Skip to content

Bugs caused by asynchronous communication

Issue 1

See the issue raised in ticket 7719.

A user was running an in-house CFD code and got very strange issues when spreading over 2 nodes, but using 4 GCDs on each node. For some combinations of GCDs, NaNs were frequently produced (0, 2, 4, 6 worked correctly though which are the ones that are not connected directly to the NICs).
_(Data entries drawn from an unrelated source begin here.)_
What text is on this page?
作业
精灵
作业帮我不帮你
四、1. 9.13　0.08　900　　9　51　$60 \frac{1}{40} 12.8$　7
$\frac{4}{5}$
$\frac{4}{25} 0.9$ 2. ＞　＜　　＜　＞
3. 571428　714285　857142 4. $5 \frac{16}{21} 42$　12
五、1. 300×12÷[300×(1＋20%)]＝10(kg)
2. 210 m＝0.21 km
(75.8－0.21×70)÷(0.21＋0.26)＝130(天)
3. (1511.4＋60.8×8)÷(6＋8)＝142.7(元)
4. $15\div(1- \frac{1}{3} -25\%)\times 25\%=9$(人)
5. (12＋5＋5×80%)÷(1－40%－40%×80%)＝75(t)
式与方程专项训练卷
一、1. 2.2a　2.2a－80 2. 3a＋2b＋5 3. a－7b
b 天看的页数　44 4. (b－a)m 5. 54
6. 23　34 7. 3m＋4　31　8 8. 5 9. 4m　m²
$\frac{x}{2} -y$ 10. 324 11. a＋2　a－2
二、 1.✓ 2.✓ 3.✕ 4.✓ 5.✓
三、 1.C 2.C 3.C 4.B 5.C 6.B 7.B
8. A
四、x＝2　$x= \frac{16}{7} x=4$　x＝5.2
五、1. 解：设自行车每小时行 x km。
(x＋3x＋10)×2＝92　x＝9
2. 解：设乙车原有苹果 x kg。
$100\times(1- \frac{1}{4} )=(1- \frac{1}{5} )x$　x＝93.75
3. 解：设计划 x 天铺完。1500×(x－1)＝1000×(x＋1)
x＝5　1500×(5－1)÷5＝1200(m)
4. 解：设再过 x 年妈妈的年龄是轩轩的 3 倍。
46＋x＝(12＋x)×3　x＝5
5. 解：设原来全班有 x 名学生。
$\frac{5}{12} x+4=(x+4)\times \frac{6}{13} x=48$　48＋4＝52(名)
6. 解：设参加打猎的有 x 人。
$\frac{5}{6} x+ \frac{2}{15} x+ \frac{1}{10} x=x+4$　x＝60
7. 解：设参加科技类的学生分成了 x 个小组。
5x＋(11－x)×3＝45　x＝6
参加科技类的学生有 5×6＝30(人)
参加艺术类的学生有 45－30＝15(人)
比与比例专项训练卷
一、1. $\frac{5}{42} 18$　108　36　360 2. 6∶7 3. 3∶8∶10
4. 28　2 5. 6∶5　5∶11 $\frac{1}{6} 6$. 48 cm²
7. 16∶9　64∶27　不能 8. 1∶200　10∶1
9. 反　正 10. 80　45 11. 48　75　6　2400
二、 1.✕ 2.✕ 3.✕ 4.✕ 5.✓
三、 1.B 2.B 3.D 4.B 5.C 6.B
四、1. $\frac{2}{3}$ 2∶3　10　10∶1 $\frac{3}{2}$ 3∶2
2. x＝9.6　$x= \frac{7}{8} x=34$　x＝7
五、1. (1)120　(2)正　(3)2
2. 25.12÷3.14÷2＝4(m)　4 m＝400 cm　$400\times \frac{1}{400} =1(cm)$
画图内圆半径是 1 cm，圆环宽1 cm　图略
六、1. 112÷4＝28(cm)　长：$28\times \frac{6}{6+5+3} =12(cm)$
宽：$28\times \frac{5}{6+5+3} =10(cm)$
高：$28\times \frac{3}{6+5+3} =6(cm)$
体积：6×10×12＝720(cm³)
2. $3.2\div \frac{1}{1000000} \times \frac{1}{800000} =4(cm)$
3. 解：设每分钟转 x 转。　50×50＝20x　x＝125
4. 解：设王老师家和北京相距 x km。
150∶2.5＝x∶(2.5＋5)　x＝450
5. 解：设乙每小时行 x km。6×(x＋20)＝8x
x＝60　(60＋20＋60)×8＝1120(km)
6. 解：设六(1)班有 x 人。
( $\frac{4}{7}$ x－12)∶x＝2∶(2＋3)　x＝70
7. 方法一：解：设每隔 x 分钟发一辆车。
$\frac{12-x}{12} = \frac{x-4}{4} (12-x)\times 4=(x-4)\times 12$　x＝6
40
No issues were observed in the cPU-only version of the code.

In the end, it turned out to be a code error and not a bug in Cray MPI. There was a missing device synchronisation and sometimes the send buffers were not completely updated in GPU memory before MPI performed the send.

To quote from the user: This would explain many of the observations:

  • MPI_WaitAll does not raise any error because MPI does actually complete the communications; simply the buffers were not updated.
  • This obviously cannot occur on CPU.
  • This was a silent bug on their local supercomputer using NVIDIA GPUs. I read that CUDA is more robust with regards to synchronization aspects compared to ROCm. Nevertheless, this is still unsafe and we should fix it on CUDA side as well.
  • This can apparently also depends on MPI stacks, hence probably the reason why it started to appear after the maintenance on LUMI.
  • The results were dependent on the GCDs arrangement, and this would make sense considering that communications can be scheduled differently then.